Tijdens de studie worden biopsieën alleen uitgevoerd als de afwijking in de prostaat getransformeerd is naar een hoog-risicostatus (PIRADS 4 plus een PSA-dichtheid >0,15 ng/ml/cm3 of PIRADS 5). Een validatiebiopsie aan het einde van de studie – na 48 maanden – wordt uitgevoerd bij alle mannen die er geen kregen tijdens de studie en bij wie één of meerdere laesie(s) zichtbaar zijn (PIRADS ≥3) aan het einde van de studieperiode.

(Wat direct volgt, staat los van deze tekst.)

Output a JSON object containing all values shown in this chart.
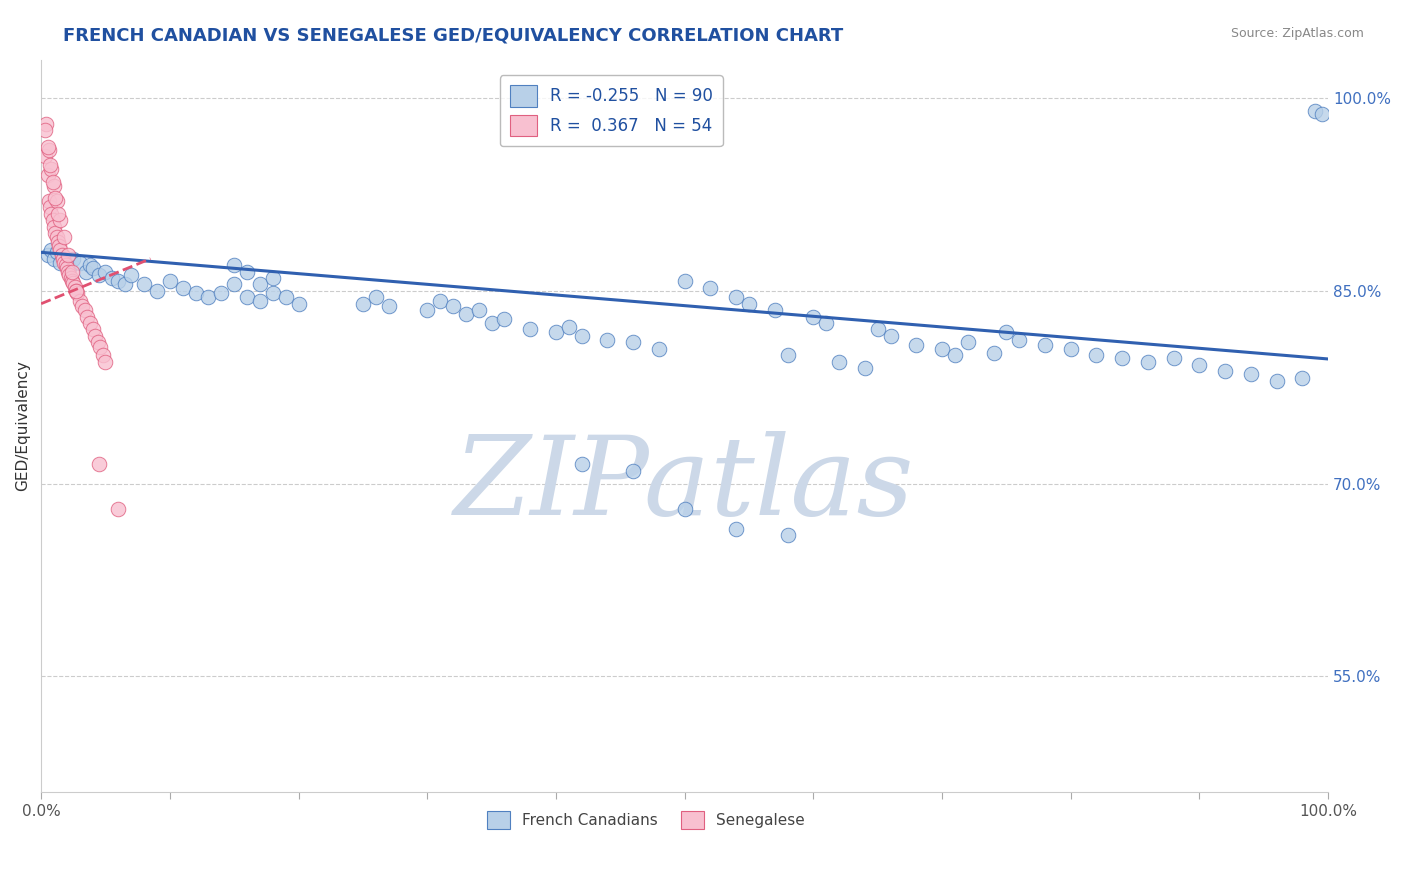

“Voor de effectiviteit wordt het aantal biopten dat negatief is of niet-significante tumoren aantoont tijdens de follow-up vergeleken met dit aantal tijdens de follow-up plús het aantal negatieve of niet-significante biopten bij het einde van de studie. Onze hypothese is dat we met onze follow-upstrategie even goed significante tumoren op kunnen sporen als met het huidige diagnostische beleid, terwijl onnodige biopsieën en overdiagnostiek van niet-significante tumoren zullen afnemen. Dit zal naar verwachting de gezondheidsgerelateerde kwaliteit van leven verbeteren en de kosten laten afnemen”, aldus Sweere.
Referenties
1. Prostaatkanker. Te raadplegen via www.vzinfo.nl/prostaatkanker
2. Hamdy FC, et al. N Engl J Med 2023;388:1547-58.
3. Wilt TJ, et al. J Natl Cancer Inst Monogr 2012;2012:184-90.
4. Diamand R, et al. World J Urol 2021;39:1789-96.